День не брался за перо, то есть не садился за клавиатуру. Осваивая окрестности Сены, истаптывая мостовые, скользя глазами по фасадам и впиваясь внимательно в надписи на них, настолько истоптали ноги, что, увидев вход в метро на станции «Инвалидов», чувствовали себя именно этими последними. По телевизору в эти дни обсуждают вопрос отношения французов к однополым «бракам». 75% против, 6% безразличны к проблеме. Остальные — за. Остальных почти 20%, то есть каждый пятый. Их очень видно на улицах. Вертлявые мужичонки, держащиеся за руки, сначала не бросаются в глаза. А потом ловишь себя на мысли, что таких пар довольно много. Возможно, представители именно этой категории людей превратили могилу Оскара Уайльда в место паломничества. Странный монумент летящего существа с лицом египетской мумии весь обцелован. Чего ради?
Старые дорожки мощены так, как мостили Париж до Наполеона Третьего. Кареты по таким булыжникам, вероятно, гремели нещадно, и ноги приходится изрядно мучить. Так замощен и Львов. Он действительно местами очень Париж, что для меня стало очевидным.
Чувство от кладбища: камень, камень, море камня. Мертвым телам и разлагаться-то негде. Негде временно, до воскресения превращаться в прах. Вся цивилизация — это тяжеловесный камень, обработанный резцом и легший над уснувшим прахом в виде статуй и надгробных крестов.
Но важно то, что на кладбищах, являющихся по сути музеями, до сих пор хоронят людей. Они действующие, а не музейные объекты, и великие мертвецы смиряются с простым и современным соседством в духе декларации общих прав человека и гражданина. Это вызывает уважение.

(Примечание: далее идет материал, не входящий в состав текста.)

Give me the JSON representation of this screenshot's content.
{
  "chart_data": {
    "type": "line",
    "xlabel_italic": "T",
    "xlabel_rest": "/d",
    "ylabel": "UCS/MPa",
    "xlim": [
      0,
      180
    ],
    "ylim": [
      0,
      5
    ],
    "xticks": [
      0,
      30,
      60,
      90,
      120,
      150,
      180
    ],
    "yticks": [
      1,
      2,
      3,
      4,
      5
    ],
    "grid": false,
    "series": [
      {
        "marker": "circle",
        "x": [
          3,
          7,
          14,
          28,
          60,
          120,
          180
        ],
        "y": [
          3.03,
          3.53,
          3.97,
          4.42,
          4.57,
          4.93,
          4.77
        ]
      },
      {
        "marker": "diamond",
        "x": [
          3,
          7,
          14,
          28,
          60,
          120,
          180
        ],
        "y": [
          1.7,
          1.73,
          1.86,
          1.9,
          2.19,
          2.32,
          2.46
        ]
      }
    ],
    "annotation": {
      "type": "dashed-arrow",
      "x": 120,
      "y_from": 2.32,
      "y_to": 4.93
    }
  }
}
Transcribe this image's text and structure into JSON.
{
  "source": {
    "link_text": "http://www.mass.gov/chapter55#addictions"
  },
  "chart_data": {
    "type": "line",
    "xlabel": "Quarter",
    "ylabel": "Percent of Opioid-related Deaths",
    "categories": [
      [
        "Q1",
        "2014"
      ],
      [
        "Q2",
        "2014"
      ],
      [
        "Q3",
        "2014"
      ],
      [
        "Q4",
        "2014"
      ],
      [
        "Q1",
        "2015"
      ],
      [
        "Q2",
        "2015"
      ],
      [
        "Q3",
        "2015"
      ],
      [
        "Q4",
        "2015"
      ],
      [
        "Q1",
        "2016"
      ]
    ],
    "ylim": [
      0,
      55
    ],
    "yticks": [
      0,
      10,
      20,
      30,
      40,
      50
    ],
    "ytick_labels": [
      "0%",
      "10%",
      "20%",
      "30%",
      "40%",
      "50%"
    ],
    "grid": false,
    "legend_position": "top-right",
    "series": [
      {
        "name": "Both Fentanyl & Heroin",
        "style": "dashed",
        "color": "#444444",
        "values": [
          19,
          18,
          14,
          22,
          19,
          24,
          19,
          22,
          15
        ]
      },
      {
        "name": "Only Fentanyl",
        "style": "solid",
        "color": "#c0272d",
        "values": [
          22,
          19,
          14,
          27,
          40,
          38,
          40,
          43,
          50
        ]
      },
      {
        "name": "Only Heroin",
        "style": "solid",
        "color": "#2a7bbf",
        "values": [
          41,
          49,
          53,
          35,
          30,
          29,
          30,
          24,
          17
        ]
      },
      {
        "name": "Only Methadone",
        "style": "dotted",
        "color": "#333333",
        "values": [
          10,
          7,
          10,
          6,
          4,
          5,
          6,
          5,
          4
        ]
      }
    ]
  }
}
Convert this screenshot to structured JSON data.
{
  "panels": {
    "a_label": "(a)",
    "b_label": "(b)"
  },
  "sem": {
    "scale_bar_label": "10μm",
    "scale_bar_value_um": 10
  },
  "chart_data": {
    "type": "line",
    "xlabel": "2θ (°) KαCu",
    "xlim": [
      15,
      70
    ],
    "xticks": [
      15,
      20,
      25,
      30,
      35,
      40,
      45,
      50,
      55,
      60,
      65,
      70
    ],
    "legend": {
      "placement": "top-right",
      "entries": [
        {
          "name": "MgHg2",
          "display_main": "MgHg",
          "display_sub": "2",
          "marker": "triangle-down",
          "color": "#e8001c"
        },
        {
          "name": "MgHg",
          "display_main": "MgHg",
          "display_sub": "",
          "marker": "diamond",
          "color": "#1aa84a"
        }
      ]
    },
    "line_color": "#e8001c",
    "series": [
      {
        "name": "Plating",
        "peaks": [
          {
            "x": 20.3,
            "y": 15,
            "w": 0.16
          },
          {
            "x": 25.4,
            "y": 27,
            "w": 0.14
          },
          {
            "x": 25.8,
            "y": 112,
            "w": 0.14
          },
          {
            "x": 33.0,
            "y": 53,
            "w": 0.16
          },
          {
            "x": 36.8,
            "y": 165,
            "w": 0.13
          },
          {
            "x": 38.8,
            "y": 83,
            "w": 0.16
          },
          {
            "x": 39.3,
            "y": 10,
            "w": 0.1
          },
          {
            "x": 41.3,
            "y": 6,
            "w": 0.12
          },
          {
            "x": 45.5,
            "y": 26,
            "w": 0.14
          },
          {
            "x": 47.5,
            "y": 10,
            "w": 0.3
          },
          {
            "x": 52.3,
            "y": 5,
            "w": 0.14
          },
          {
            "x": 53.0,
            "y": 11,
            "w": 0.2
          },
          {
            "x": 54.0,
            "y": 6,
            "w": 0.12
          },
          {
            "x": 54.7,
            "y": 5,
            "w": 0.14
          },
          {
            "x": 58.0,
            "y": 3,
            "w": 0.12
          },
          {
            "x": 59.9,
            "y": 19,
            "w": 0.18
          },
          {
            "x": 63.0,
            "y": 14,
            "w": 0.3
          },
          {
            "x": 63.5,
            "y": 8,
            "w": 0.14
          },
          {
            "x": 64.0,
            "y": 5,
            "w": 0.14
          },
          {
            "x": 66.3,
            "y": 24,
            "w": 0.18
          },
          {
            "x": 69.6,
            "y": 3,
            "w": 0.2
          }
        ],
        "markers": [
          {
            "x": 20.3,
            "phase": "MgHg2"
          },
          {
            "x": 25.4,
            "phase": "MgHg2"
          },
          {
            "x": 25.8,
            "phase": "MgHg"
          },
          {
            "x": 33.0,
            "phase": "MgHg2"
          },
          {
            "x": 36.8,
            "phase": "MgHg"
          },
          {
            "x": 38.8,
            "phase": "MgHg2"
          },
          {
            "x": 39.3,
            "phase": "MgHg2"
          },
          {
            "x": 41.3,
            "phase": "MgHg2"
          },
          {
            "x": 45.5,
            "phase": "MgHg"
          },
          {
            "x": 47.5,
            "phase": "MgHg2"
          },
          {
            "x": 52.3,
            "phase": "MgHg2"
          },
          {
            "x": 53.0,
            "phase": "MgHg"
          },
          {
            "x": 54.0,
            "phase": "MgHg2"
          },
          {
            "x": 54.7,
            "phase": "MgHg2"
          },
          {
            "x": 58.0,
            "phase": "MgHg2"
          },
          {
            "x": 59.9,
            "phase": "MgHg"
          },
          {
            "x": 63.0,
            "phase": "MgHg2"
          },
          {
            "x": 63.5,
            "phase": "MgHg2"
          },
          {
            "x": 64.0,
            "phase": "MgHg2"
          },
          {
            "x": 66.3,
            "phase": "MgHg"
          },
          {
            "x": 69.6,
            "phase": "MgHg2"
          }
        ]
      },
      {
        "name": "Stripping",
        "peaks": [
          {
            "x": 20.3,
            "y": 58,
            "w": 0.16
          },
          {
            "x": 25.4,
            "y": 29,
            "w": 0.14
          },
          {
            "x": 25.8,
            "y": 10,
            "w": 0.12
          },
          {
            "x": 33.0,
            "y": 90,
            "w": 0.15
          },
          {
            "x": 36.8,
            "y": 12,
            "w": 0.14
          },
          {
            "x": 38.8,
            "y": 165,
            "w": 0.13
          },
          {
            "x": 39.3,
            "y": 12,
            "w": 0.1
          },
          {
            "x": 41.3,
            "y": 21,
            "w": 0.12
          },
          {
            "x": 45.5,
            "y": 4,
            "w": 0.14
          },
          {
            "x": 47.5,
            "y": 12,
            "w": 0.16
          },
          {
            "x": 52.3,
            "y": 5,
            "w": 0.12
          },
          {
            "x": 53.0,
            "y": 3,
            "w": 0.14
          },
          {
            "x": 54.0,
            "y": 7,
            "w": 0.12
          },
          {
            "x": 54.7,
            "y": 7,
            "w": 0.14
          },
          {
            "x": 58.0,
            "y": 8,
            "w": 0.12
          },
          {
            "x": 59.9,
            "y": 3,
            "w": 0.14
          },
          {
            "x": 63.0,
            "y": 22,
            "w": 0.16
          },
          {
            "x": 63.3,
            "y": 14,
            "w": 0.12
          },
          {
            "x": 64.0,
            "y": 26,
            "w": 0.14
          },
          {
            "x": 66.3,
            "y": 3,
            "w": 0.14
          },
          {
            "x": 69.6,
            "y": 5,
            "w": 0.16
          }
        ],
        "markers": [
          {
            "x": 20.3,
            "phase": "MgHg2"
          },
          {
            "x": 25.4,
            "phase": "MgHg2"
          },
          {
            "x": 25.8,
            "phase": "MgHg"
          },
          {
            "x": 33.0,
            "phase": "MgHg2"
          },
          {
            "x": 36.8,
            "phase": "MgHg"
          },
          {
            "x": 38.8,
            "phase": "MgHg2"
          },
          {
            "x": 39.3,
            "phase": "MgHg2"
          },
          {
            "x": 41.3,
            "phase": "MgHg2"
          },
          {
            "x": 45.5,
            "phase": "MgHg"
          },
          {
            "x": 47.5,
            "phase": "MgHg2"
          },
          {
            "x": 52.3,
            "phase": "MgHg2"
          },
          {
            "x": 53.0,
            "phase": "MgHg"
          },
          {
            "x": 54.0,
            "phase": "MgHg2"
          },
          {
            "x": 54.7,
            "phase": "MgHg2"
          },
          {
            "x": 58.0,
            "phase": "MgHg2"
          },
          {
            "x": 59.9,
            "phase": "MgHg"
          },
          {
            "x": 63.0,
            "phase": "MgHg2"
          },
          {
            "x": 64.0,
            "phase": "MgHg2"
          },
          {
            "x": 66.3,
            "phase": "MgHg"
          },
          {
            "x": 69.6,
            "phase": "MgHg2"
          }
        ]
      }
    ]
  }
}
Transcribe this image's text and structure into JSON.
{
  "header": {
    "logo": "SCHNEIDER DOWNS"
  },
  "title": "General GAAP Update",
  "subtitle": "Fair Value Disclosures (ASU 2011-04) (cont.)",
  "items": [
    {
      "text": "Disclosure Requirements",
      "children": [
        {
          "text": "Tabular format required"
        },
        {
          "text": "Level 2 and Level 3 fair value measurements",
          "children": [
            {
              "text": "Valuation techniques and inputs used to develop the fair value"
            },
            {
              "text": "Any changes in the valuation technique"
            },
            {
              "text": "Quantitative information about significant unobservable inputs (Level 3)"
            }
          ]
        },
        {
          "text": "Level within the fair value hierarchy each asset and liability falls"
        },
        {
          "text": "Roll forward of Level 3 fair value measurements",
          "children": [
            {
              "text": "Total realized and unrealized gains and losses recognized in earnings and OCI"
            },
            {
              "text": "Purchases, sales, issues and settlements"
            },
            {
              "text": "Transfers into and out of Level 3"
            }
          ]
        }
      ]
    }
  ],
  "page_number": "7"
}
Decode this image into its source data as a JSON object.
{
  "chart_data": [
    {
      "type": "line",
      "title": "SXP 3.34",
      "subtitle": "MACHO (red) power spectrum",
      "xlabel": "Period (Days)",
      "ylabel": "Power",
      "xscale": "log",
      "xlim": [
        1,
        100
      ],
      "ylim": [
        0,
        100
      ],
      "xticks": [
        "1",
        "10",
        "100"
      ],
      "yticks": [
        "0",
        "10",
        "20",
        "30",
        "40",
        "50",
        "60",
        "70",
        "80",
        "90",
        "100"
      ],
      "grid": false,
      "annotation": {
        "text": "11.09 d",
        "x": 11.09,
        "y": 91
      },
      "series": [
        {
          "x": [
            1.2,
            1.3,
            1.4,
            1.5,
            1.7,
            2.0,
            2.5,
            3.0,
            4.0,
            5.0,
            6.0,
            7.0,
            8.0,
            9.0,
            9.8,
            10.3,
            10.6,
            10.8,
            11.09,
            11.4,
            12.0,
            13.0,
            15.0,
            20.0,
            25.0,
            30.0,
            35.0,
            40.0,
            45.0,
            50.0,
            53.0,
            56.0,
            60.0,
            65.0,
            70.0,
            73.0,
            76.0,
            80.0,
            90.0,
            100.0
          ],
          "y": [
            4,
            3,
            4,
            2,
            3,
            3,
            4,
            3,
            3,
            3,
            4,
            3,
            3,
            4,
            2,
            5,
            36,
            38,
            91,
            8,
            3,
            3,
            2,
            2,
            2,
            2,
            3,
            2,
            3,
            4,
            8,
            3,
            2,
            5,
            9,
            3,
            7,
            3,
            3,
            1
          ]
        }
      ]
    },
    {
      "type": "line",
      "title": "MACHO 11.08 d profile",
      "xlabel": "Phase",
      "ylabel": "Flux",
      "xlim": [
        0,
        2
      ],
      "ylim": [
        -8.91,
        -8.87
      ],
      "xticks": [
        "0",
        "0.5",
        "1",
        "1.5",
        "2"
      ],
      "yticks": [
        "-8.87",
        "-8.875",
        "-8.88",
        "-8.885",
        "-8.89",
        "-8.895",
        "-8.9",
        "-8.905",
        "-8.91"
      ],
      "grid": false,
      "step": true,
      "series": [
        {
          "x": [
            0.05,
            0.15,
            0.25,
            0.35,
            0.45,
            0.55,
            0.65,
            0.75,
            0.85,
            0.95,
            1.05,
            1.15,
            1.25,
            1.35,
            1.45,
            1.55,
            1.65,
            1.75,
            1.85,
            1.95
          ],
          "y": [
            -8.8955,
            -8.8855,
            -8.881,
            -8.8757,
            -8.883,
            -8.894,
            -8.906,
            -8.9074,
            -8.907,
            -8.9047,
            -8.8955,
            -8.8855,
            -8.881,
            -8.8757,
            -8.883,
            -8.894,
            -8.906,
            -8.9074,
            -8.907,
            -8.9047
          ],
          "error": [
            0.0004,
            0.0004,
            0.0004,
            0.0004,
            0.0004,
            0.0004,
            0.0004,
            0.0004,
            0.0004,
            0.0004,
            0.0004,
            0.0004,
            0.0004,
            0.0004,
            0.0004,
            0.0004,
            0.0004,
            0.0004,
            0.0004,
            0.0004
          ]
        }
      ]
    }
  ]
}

Здесь грязно. Не то чтоб грязно, но небрежно, не по-педантски. Мусор убирают специальные машины, но он уперто остается на месте, а машины уезжают дальше, жужжа щетками. Причина мусора — либо наводнение туристов, либо вторжение гаитян, которых сначала рисовал Гоген, а потом они сами вживую сюда приехали (шучу). А возможно, парижане совсем не чопорны и не страдают от отсутствия тождества между повседневностью и аптечной чистотой. Охотно верю, что Париж до Хаусмана был невыносимо грязен, а во дворцах напрочь отсутствовали оборудованные отхожие места. Но пыль, небрежность, отсутствие стерильности говорят еще и о том, что жизнь длится, а не превращается в сплошной музей, на чей паркет не ступишь без войлочных тапок. Французы так много сделали (наломали, наследили, накуролесили) в истории мира, что теперь можно было бы отдыхать и творчество ограничить Луи де Фюнесом. Однако жизнь длится, и кругом люди читают книги, а значит, думают о чем-то и до чего-то додумываются.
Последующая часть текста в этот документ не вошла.